Jaime Wyatt Reaches Honky Tonk Brilliance on ‘Neon Cross’ (ALBUM REVIEW)

Jaime Wyatt’s 2017 debut, Felony Blues, may have put her on the radar of a slew of music writers with its solid confessionary lyrics and Outlaw Country vibe, but it’s her latest, Neon Cross, that’s bound to bring her to the attention of the rest of the world. Attention that she so rightfully deserves. In what is destined to be a modern Americana/Country classic, with Neon Cross, Wyatt revels in honky tonk brilliance on songs like “LIVIN” and the acceptance anthem “Rattlesnake Girl,” and just as easily slays with the devastating powerful “Mercy” all in the span of just 11 songs. 

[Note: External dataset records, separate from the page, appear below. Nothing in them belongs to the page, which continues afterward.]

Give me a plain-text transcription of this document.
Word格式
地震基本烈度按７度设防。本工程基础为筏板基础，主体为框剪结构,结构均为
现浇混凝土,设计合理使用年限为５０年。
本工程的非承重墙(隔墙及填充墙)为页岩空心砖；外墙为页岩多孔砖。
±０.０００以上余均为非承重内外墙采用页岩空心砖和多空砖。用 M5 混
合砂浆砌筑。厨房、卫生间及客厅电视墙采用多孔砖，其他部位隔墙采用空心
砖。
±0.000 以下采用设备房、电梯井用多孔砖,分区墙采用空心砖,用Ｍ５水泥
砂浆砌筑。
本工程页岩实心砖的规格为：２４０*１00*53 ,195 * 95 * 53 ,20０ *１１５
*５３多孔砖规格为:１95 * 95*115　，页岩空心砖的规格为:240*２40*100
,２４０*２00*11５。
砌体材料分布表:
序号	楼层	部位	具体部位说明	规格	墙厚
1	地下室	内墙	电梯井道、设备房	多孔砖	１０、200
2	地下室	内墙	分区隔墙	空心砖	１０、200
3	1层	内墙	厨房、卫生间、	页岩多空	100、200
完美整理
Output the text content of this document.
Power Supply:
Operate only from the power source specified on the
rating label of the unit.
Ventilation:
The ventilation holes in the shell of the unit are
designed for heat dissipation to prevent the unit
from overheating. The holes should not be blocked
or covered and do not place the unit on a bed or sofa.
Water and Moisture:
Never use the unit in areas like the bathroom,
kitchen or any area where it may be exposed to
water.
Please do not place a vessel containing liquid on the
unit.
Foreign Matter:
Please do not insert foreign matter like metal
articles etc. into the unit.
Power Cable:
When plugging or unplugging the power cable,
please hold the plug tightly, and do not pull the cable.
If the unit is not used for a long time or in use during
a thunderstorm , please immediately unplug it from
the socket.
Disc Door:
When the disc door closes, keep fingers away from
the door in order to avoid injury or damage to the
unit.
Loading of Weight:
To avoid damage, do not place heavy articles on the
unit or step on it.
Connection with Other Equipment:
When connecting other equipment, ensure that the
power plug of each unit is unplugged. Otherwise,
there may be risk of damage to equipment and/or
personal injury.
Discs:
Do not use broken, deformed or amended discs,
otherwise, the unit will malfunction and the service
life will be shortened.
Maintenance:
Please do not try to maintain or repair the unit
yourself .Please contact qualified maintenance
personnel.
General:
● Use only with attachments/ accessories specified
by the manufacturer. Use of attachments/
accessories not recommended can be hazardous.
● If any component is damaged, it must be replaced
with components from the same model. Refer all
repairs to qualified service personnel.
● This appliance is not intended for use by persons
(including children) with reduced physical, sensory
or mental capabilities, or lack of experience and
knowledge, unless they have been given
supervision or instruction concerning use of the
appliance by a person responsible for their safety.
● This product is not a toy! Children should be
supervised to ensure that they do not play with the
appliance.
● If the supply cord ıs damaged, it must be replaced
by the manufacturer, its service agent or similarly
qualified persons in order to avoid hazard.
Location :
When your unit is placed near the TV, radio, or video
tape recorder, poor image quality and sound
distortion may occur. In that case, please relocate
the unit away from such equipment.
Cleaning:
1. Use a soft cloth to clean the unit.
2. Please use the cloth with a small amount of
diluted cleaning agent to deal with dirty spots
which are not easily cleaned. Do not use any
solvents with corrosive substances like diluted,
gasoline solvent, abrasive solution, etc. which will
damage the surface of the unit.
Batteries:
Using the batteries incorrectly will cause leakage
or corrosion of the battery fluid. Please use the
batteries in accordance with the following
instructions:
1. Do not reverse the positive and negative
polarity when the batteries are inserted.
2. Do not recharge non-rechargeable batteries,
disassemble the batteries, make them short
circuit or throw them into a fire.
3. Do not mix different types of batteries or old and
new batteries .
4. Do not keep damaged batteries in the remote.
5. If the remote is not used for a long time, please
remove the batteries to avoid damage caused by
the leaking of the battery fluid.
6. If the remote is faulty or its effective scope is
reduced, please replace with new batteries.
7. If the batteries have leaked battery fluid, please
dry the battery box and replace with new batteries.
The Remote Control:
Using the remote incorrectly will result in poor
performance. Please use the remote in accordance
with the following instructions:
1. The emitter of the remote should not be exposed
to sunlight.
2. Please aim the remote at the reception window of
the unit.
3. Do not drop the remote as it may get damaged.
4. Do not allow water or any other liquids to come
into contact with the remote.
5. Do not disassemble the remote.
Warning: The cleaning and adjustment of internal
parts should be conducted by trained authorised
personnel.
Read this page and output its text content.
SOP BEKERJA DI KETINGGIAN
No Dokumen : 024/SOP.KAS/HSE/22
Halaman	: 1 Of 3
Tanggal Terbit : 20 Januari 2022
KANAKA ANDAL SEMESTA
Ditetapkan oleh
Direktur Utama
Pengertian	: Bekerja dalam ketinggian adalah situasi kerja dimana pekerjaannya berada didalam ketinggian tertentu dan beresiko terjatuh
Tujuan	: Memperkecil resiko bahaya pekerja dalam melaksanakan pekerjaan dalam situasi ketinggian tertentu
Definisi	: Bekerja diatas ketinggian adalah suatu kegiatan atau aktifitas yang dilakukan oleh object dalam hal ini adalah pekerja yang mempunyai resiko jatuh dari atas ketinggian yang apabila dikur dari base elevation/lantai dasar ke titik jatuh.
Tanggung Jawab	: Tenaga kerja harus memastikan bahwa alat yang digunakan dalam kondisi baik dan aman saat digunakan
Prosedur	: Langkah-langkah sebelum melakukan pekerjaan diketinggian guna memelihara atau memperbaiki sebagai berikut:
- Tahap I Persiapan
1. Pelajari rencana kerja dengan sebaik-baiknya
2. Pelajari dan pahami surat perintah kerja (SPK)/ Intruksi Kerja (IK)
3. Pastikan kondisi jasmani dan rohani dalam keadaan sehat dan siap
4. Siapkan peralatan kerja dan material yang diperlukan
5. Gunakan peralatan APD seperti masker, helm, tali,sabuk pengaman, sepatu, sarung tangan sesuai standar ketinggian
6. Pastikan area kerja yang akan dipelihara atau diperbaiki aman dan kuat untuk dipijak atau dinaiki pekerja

In the same way Willie Nelson can bring a room to near silence with “Angel Flying Too Close To The Ground,” and then get that same crowd in a near frenzy with “Whiskey River,” with Neon Cross Wyatt careens in and out of a range of emotions, each with unabashed sincerity. Produced by longtime friend and tour mate Shooter Jennings, there is a focus to this record that is undeniable. Neal Casal – in one of his last recordings before passing away – provides some amazing organ and guitar work throughout the record- and Shooter’s mom, the undisputed Queen of Outlaw Country Jessi Colter, shares vocals with Wyatt on the crushingly powerful feminist anthem “Just a Woman.” 

Wyatt has been remarkably frank about the challenges she faced working on this record. Newly sober and publicly out as a gay woman to her family, friends and now her fans for the first time, lyrically, the album is extraordinarily honest and at times vulnerable. But that frankness pays off astonishingly well, thanks in part to Wyatt’s charming distinctively husky vocals and her knack for weaving strong hooks and memorable choruses throughout her songs. The autobiographical “Rattlesnake Girl,” about pride and acceptance, is a perfect example of Wyatt’s deft fusing together of strong lyrics with an unforgettable musical backing.       

Wyatt seems to have lived a lifetime in the three years between Felony Blues and Neon Cross. The byproduct is a powerfully affecting album that can speak to just about anyone who’s willing to listen.